I’m home now, I have been for about a day. It’s hard to think through everything I need to do. It’s pretty hard to relate. I had such an eye-opening trip that I kind of need to close eyes a bit.
The struggle now is to maintain the convictions that poured through me this past week. I see now the hand of God, how we works, the potential, and really just how amazing he is. Pictured above is the team of amateaur missionariesand one girl we sung happy birthday to. To a varying degree wwe all didnt know each other that well.
Of course it depends on who we are talking about, because I knew the people from Kent, and I knew one or two of the people from Columbus. But by the end of the trip I was a total wreck, I could barely stop crying and I know I am already going to miss these people. The holy spirit hand picked each and every one of our skills to work well together on the trip. Cigarette smoking was even used to bring closer a few of us, since we regularly smoked and chatted together.
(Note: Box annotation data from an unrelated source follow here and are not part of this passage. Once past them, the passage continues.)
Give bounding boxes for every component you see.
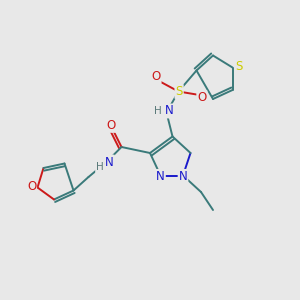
Text: O: O bbox=[27, 180, 36, 194]
Text: N: N bbox=[156, 170, 165, 183]
Text: O: O bbox=[106, 119, 116, 132]
Text: H: H bbox=[154, 106, 162, 116]
Text: H: H bbox=[96, 162, 104, 172]
Text: N: N bbox=[164, 104, 173, 118]
Text: O: O bbox=[152, 70, 160, 83]
Text: O: O bbox=[197, 91, 206, 104]
Text: N: N bbox=[105, 155, 114, 169]
Text: N: N bbox=[178, 170, 188, 183]
Text: S: S bbox=[236, 59, 243, 73]
Text: S: S bbox=[176, 85, 183, 98]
Another way to look at this is by seeing it as a picture of the Body of Christ, utilized correctly. We all did what we could and we did a good job together. We were unified, and you could tell. We were together for a week, but realistically it only took a day or two to start building relationships. By the end of the trip the smoke squad knew just about everything about each other and it was hard to say goodbye.
I hope I get to see these people again soon.
If not, and if by some weird circumstance I never get to see them again, it’s okay. Heaven, I believe, will be like this. Working together with people you love, accoplishing things, loving others, and feelings of significance abound.
By th end I really didnt want to leave. My life story helps me relate with the people there, and I made some friends.
The hard part now is actually working on the present. I know I wanna go somewhere someday and and do somehting for the Lord with my entire life, but for now there is work to do. Lord help me please worry about today instead of “tomorrow”.
Therefore do not worry about tomorrow, for tomorrow will worry about itself. Each day has enough trouble of its own.